Section 409A Coordination. The IRS did not provide any further relief to address arrangements that defer payments until they are deductible. Prior to the amendment of Section 162(m) in 2017, some deferred compensation plans mandated that payments be delayed until the payment would be deductible. This typically delayed payments until an individual was no longer a covered employee, either because the individual was no longer among the top-paid group or because the individual terminated employment. However, Section 162(m) was amended to make covered employee status permanent. Thus, a payment that was subject to a delay might never become payable. To address situation, the proposed regulations indicated that the IRS intended to amend the 409A regulations to permit a plan or arrangement that mandates the delay of payments until such time as the deduction is not limited by section 162(m) to be amended no later than December 31, 2020, to remove the required delay. If a corporation would have been required to make payments before December 31, 2020, as a result of the plan amendment, the payments must be made no later than December 31, 2020. The final regulations do not provide an extension of these deadlines.
Negative Discretion. Despite multiple requests from taxpayers, the IRS also refused to extend the protection for grandfathered compensation arrangements to arrangements that include a so-called negative discretion clause to reduce the amount payable under the objective formula. The IRS did acknowledge, however, that if the employer reserves negative discretion under an agreement but that the company is unable to exercise that discretion under applicable law (including state law), the arrangement may nonetheless be grandfathered.

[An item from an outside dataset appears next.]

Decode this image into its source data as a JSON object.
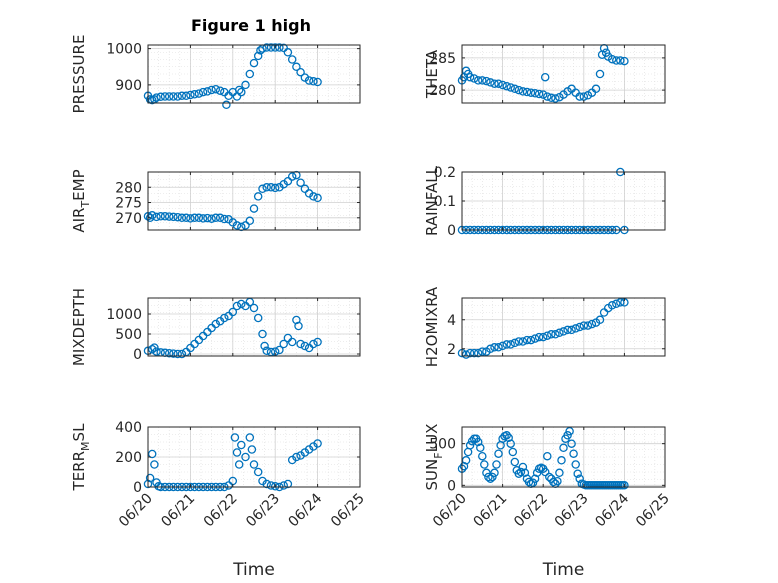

Other Requested Changes. The IRS declined make a number of other changes requested by taxpayers. Like the proposed regulations, the final regulations do not exclude amounts paid for services rendered as an independent contractor from the scope of the limitation. Similarly, the IRS declined to excluded payments made post-termination or post-death based on a distinction between the language of Section 4960 (which included a parenthetical referencing former employees) and section 162(m) (which contains no such parenthetical).
After the IRS delivered a “lump of coal” with the proposed regulations last year, it seems safe to say that the final regulations are not likely to make many taxpayers who are concerned about Section 162(m) inclined to put the IRS on the “nice list” in 2020.